I am new to R and RStudio but have been trying to work through different examples using Rsubread for my data. I have tried reading vignettes and manuals prior to posting here but I am stuck and could really use some advice.
I have 7 paired-end, fastq files from Illumina sequencing of human samples. I have downloaded RStudio version 2022.12.0+353. I have installed the packages BiocManager and Rsubread using the packages function available in RStudio
I downloaded GRCh38.13.genome.fa.gz (release 43) from GENECODE and built the human genome reference into my working directory. Next I aligned my data one at a time and then placed my 7 aligned files in "BAM436files". I then ran feature counts on all files and placed them in "counts436". Everything seems to work well with most of the reads mapped during the alignment and featurecounts indicated 79-81% assigned alignments in all 7 samples.

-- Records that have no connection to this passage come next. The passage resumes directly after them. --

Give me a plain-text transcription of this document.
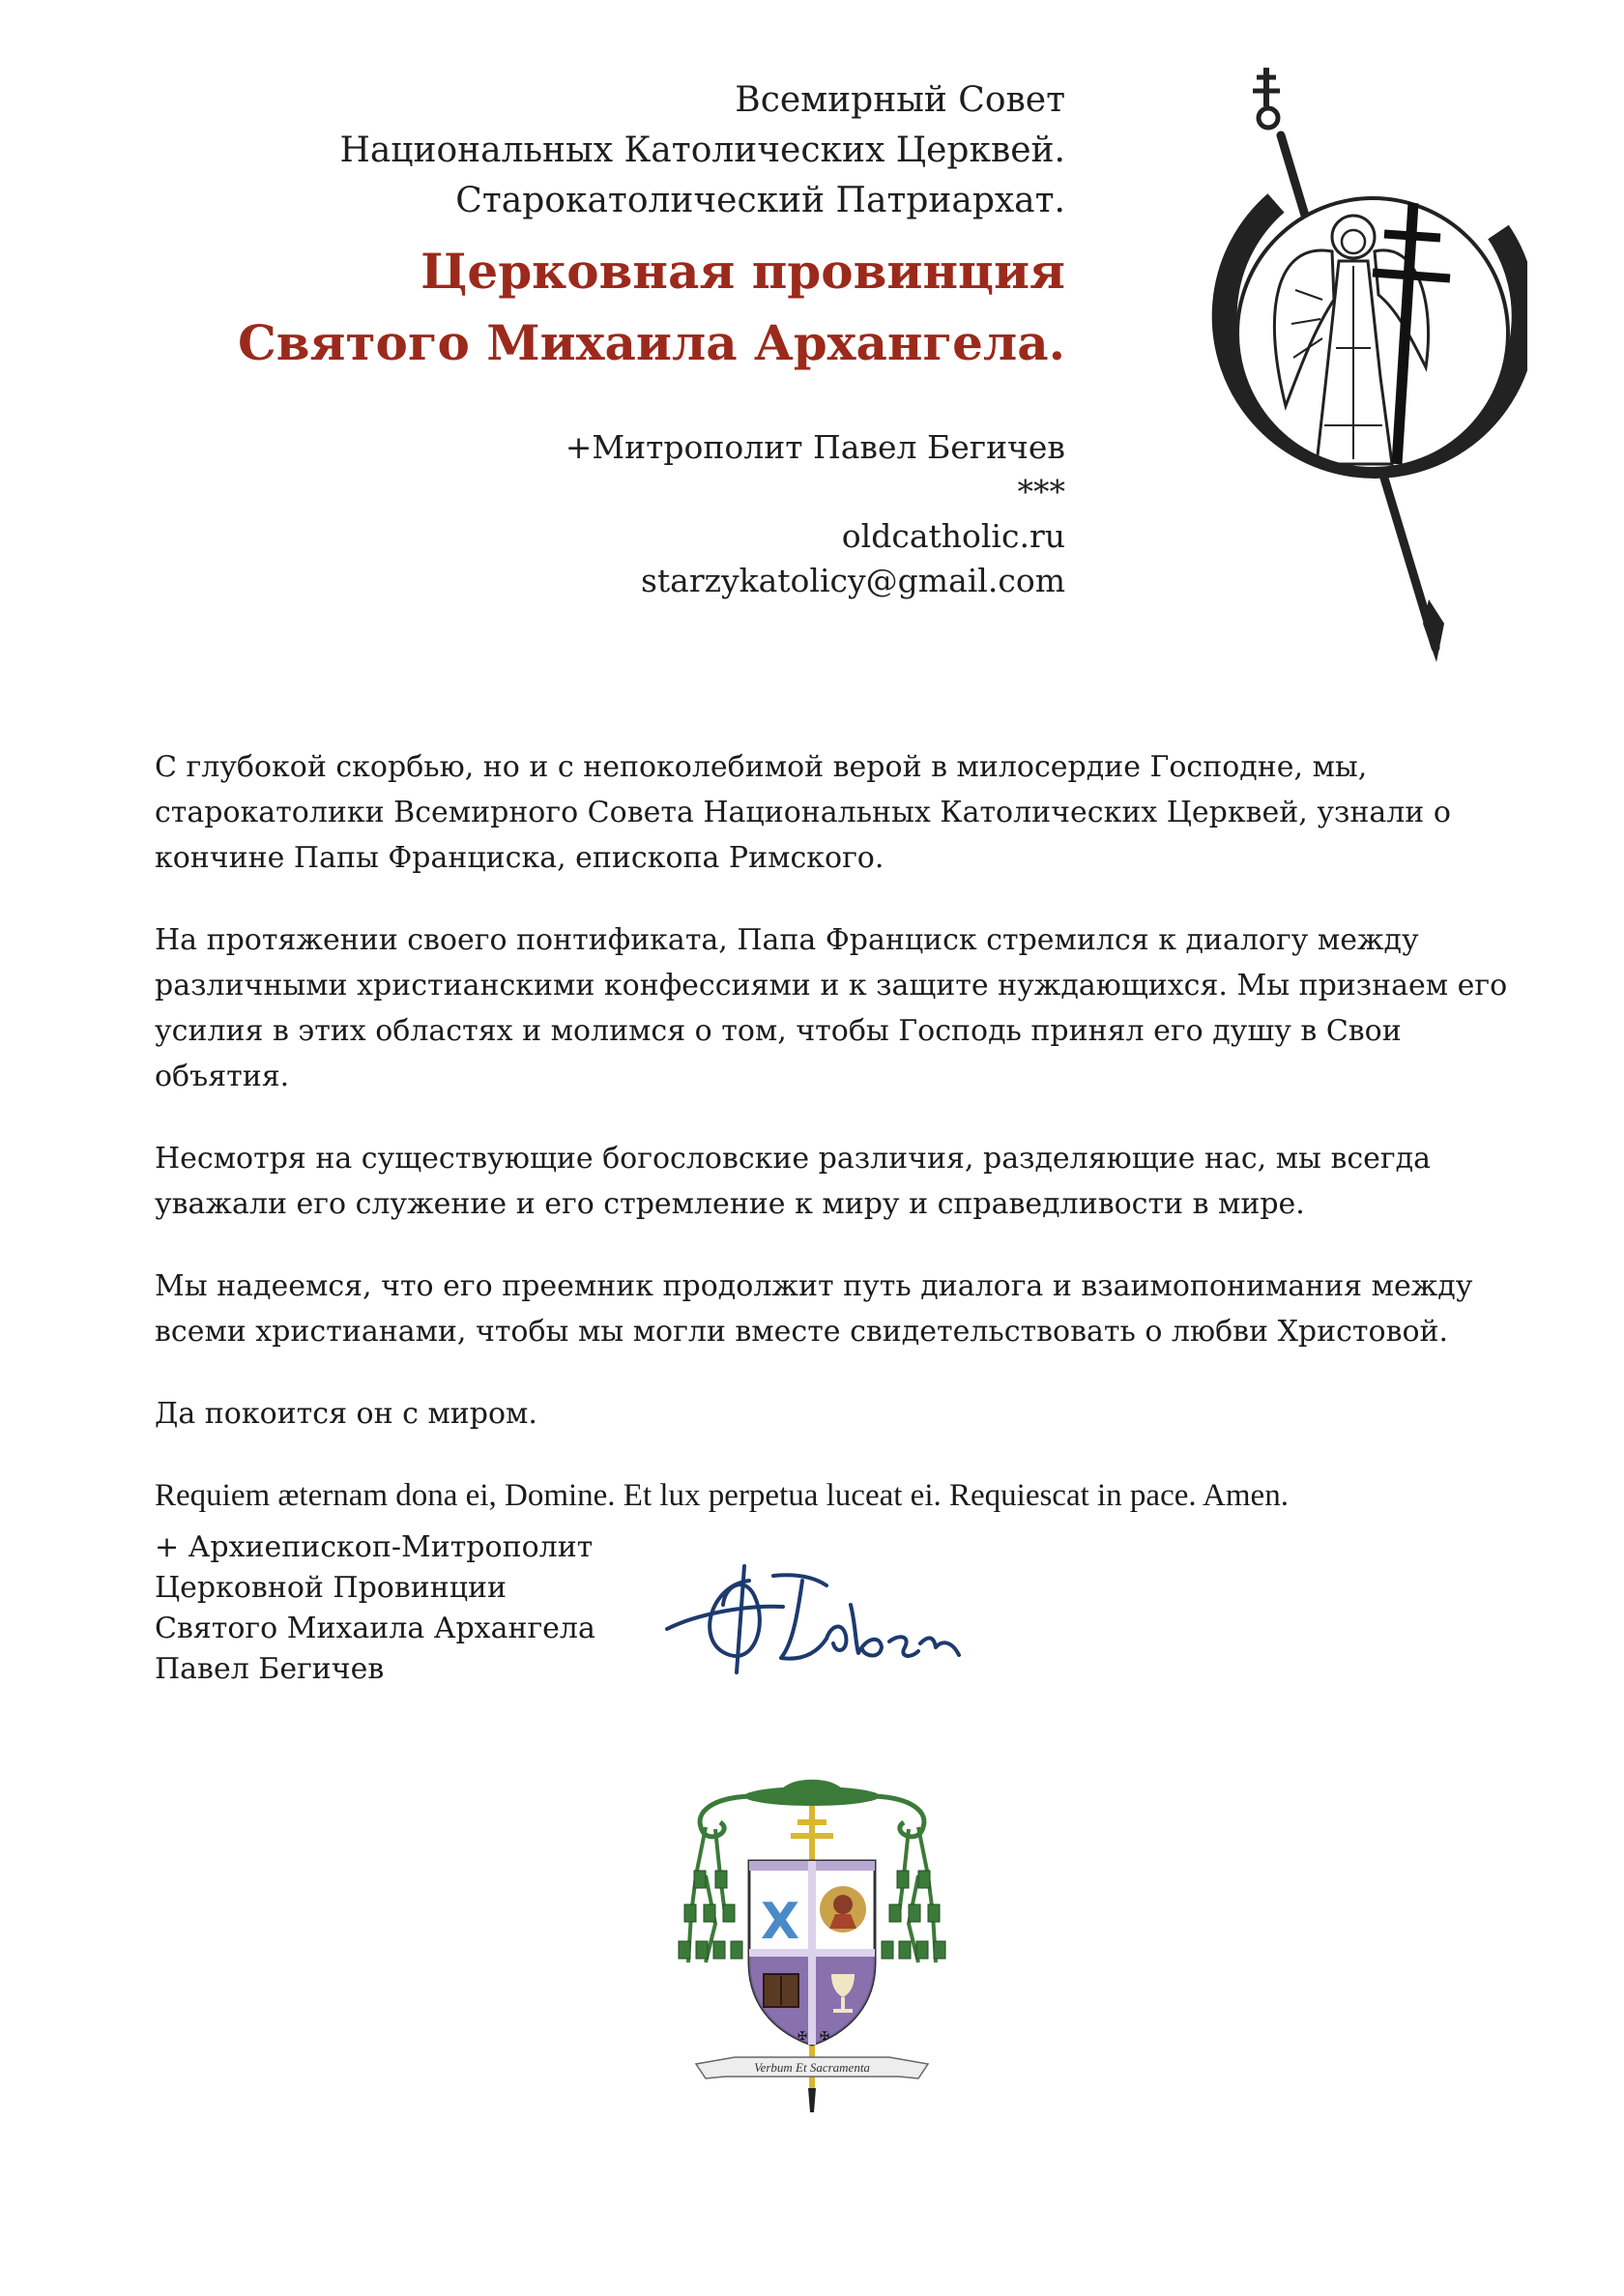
Всемирный Совет

Национальных Католических Церквей.

Старокатолический Патриархат.

Церковная провинция

Святого Михаила Архангела.

+Митрополит Павел Бегичев

***

oldcatholic.ru

starzykatolicy@gmail.com

С глубокой скорбью, но и с непоколебимой верой в милосердие Господне, мы, старокатолики Всемирного Совета Национальных Католических Церквей, узнали о кончине Папы Франциска, епископа Римского.

На протяжении своего понтификата, Папа Франциск стремился к диалогу между различными христианскими конфессиями и к защите нуждающихся. Мы признаем его усилия в этих областях и молимся о том, чтобы Господь принял его душу в Свои объятия.

Несмотря на существующие богословские различия, разделяющие нас, мы всегда уважали его служение и его стремление к миру и справедливости в мире.

Мы надеемся, что его преемник продолжит путь диалога и взаимопонимания между всеми христианами, чтобы мы могли вместе свидетельствовать о любви Христовой.

Да покоится он с миром.

Requiem æternam dona ei, Domine. Et lux perpetua luceat ei. Requiescat in pace. Amen.

+ Архиепископ-Митрополит

Церковной Провинции

Святого Михаила Архангела

Павел Бегичев

X
✠ ✠
Verbum Et Sacramenta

The problem comes when I try to just look at the data. I tried to view the first 3 rows using commands like... this just lists all the data, not the first 3 rows. I can export the data to excel and the excel folder has 4 tabs; "counts", "annotation", "targets", "stat". The counts data has the names of my 7 samples across the top and then count data in each column...so I thought I was on the right track. So I guess my question is, why can't I limit the data display to the first "n" rows. Also, can I use this file for DESeq? I been trying to figure out how to generate files like coldata but thought I should make sure my count file would work first.
The codes I used are presented below.
>buildindex(basename = "human_index", reference = "GRCh38.p13.genome.fa.gz") >align("human_index", readfile1 = "A436EV_1.fq.gz", readfile2 = "A436EV_2.fq.gz", output_file = "A436EV.aligned", output_format = ".", annot.inbuilt = "hg38", nthreads = 8) >BAM436files <- c("A436EV.aligned", "C436EV.aligned", "E436EV.aligned", "A436200f.aligned", "B436200f.aligned", "C436200f.aligned", "D436200f.aligned") >counts436 <- featurecounts(BAM436files, annotated.ext="directory for GRCh38.GTF", isGTFannotationFile=TRUE, nthreads=4, isPairedEnd=TRUE, countMulitMappingReads=FALSE, reportReads="CORE" >head(counts436, 3) >install.packages("openxlsx") >library(openxlsx) >write.xlsx(counts436, "destination folder" # include your problematic code here with any corresponding output # please also include the results of running the following in an R session sessionInfo( )
Thanks for the help. I was able to work through it using the bioconductor link. For some reason, I thought I had to create a new tab delimited table using excel or a text editor for coldata.